Two identical wave pulses traveling toward each other on a string meet and momentarily produce a point of zero displacement — perfect destructive interference. What happens to the pulses after this moment?
ABoth pulses are absorbed at the point of cancellation and disappear
BThe pulses continue traveling in their original directions, unchanged, as if the meeting never happened
CThe pulses merge into a single stationary pulse at the point of cancellation
DThe pulses reflect off each other and travel back in the directions they came from
This is the central insight of superposition: waves pass through each other unchanged. At the moment of destructive interference, the string has zero displacement, but the wave energy is present in the kinetic energy of the string's motion. After the moment of overlap, each pulse continues on its original path, fully restored. The waves do not 'collide' — the medium responds linearly to both disturbances independently, so each wave propagates as if the other weren't there. This is why two people speaking in a room don't scramble each other's words.
Question 2 Multiple Choice
A high-intensity laser pulse travels through an optical fiber. Under what condition does the superposition principle break down for such pulses?

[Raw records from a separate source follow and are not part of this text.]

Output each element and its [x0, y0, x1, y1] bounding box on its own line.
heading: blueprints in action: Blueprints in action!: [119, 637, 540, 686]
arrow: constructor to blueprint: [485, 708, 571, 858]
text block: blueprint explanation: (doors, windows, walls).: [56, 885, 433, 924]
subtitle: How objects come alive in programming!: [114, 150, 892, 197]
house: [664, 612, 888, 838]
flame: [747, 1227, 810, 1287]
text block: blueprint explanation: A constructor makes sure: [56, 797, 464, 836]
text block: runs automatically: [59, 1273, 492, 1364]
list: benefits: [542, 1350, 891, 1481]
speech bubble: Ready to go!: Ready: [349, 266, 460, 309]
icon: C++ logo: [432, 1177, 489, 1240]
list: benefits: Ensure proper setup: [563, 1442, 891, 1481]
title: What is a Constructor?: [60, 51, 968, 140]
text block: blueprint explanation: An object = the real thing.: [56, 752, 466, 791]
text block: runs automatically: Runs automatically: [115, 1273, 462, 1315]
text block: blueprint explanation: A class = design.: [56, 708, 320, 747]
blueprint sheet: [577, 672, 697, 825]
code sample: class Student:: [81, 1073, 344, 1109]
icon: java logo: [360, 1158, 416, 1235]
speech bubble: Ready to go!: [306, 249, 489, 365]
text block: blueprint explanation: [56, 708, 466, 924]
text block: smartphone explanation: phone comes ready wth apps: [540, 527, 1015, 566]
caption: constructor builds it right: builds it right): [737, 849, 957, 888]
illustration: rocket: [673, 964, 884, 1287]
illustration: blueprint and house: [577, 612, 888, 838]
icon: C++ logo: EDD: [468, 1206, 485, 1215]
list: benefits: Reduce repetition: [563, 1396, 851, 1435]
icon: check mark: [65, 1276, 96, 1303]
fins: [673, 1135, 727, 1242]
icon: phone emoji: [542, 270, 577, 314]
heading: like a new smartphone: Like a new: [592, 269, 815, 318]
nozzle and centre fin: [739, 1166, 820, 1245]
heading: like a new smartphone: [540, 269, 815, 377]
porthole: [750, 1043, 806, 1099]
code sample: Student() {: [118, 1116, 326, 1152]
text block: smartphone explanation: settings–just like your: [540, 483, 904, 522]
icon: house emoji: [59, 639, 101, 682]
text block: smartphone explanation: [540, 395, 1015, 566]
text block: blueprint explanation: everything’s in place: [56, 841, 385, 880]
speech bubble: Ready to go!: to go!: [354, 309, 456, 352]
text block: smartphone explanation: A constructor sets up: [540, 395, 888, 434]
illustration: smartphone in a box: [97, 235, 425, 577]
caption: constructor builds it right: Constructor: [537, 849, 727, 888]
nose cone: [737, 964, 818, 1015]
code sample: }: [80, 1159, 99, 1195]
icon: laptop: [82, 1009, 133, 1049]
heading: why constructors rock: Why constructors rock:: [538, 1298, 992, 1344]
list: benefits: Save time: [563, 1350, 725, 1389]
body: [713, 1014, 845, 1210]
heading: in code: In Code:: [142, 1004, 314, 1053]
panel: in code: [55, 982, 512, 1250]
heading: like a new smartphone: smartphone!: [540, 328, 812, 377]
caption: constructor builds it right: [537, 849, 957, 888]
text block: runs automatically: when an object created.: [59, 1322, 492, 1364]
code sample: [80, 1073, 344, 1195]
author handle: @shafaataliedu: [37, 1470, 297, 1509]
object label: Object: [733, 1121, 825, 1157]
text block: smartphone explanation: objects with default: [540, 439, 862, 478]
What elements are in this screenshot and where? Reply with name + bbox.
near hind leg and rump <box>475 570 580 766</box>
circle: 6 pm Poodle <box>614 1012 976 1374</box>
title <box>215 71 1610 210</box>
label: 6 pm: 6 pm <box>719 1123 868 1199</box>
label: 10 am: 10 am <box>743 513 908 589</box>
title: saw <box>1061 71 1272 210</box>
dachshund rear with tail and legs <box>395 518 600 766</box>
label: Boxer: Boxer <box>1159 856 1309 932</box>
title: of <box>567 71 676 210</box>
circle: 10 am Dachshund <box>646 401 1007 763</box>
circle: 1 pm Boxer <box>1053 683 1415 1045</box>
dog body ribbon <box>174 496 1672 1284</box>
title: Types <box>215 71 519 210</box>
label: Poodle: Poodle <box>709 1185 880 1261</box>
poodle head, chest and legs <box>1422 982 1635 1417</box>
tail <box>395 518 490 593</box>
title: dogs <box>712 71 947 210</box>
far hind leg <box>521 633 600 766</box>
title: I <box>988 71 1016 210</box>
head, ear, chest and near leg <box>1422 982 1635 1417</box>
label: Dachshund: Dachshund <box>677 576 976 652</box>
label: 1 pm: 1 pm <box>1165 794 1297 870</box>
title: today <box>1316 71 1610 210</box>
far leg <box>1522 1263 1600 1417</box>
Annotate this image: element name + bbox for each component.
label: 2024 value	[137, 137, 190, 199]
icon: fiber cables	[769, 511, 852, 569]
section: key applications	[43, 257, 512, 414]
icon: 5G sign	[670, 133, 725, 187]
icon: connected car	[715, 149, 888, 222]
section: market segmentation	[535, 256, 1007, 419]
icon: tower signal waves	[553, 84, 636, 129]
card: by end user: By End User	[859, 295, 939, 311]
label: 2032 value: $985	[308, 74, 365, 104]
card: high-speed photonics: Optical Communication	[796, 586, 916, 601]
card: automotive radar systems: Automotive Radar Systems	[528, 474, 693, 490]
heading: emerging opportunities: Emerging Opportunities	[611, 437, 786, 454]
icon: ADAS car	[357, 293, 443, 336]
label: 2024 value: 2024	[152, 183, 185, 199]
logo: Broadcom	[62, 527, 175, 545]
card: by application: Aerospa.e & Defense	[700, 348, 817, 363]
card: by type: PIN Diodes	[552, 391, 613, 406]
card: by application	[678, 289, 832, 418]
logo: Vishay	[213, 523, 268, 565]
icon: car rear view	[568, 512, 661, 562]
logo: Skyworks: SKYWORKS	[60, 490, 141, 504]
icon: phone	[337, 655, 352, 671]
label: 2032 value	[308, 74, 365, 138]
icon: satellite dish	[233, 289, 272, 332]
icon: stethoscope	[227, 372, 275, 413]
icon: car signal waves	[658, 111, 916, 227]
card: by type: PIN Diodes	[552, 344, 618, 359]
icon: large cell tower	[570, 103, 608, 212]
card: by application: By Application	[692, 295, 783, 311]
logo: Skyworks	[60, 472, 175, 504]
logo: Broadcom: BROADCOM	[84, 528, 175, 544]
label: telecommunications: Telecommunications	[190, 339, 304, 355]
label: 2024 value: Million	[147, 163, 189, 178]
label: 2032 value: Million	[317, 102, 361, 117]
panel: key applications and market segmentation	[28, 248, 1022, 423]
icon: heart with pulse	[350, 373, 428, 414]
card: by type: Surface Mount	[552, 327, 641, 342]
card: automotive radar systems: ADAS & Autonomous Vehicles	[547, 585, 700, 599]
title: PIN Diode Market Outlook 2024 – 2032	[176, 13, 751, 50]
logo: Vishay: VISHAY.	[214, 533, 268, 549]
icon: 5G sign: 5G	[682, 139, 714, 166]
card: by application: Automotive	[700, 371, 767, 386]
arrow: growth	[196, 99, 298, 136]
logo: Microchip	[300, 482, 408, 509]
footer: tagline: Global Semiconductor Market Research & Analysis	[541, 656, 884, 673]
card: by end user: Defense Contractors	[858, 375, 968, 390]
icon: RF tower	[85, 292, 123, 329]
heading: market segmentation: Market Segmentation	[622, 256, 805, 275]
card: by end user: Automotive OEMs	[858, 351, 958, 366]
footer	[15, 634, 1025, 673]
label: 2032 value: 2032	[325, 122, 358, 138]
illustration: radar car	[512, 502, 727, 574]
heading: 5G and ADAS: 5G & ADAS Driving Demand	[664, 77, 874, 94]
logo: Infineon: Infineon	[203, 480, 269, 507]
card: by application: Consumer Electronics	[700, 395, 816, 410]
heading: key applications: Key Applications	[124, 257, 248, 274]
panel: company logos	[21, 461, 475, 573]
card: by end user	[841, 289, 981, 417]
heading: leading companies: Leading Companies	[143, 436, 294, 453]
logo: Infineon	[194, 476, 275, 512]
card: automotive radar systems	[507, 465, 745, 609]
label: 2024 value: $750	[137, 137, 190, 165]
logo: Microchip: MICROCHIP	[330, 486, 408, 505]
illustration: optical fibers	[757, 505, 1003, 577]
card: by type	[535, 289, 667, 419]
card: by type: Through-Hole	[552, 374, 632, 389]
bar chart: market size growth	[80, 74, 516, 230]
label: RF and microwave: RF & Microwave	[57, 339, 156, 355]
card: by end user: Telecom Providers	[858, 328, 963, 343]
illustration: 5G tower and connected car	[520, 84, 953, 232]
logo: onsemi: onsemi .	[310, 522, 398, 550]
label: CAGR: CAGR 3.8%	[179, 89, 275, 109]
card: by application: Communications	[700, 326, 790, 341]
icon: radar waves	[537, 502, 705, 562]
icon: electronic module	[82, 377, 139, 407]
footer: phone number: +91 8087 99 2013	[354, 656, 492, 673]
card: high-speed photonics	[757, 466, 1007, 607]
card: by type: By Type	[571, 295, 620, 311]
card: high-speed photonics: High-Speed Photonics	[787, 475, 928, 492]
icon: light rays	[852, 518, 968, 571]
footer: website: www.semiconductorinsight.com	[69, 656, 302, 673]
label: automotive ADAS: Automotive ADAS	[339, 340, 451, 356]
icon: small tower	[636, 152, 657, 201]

AWhen the fiber is very long, causing the waves to forget their initial phase
BWhen the wave amplitude is large enough that the restoring force in the medium is no longer proportional to displacement
CWhen the wavelength is shorter than the fiber diameter
DSuperposition always holds for electromagnetic waves, regardless of amplitude
Superposition holds only for linear media, where the restoring force (or equivalent material response) is proportional to displacement. For large-amplitude waves, many real media become nonlinear — the restoring force is no longer strictly proportional, and the wave equation itself changes form. In optical fibers at high intensities, nonlinear optical effects (self-phase modulation, cross-phase modulation) allow waves to interact in ways that violate simple superposition. Ocean waves breaking in shallow water and shock waves in air at extreme pressures are other examples. At ordinary intensities in optics and acoustics, linearity is an excellent approximation.
Question 3 True / False
The superposition principle implies that two waves can permanently cancel each other out if they have equal amplitude and opposite phase.
TTrue
FFalse
Answer: False
False. Destructive interference is always temporary and local — waves cancel at points where a crest meets a trough of equal amplitude, but only at those specific locations (and only while overlapping). After the waves pass through each other, each wave continues unchanged. Energy is not destroyed during destructive interference; it is redistributed. In a standing wave, for example, nodes are points of persistent destructive interference, but the wave energy is concentrated at the antinodes, not eliminated. Permanent cancellation of propagating waves would violate conservation of energy.
Question 4 True / False
Fourier analysis — decomposing any periodic waveform into sinusoidal components — is valid because the wave equation is a linear differential equation.
TTrue
FFalse
Answer: True
True. If the wave equation were nonlinear, a sum of solutions would not itself be a solution, and there would be no guarantee that superposing sine waves could reconstruct arbitrary waveforms. The mathematical basis of Fourier analysis is precisely the linearity of the equation governing wave propagation: any linear combination of solutions is also a solution. This is why we can treat a complex musical sound as a sum of pure sinusoidal harmonics, why spectral analysis of signals is meaningful, and why interference patterns in optics can be calculated by summing individual wave contributions.
Question 5 Short Answer
Why do waves pass through each other rather than colliding like particles, and what property of the wave equation makes this possible?
Think about your answer, then reveal below.
Model answer: Waves pass through each other because the wave equation is linear: if ψ₁ and ψ₂ are each solutions, then ψ₁ + ψ₂ is also a solution. This means the medium responds independently to each disturbance — its displacement at any point is just the algebraic sum of what each wave would produce alone. Each wave 'sees' the medium as undisturbed by the other. After the waves overlap and separate, each continues with its original amplitude, frequency, and phase because neither wave altered the medium's properties. Particles collide because they exchange momentum through contact forces; waves superpose because linear equations allow independent, additive solutions.
This distinction — linear superposition vs. particle collision — is one of the deepest conceptual contrasts in physics. It means wave energy is not localized the way particle kinetic energy is, and it underlies the principle of interference that enables everything from noise-canceling headphones to radio transmission to the double-slit experiment. When waves eventually do interact (in nonlinear media), the physics becomes dramatically richer and harder to analyze.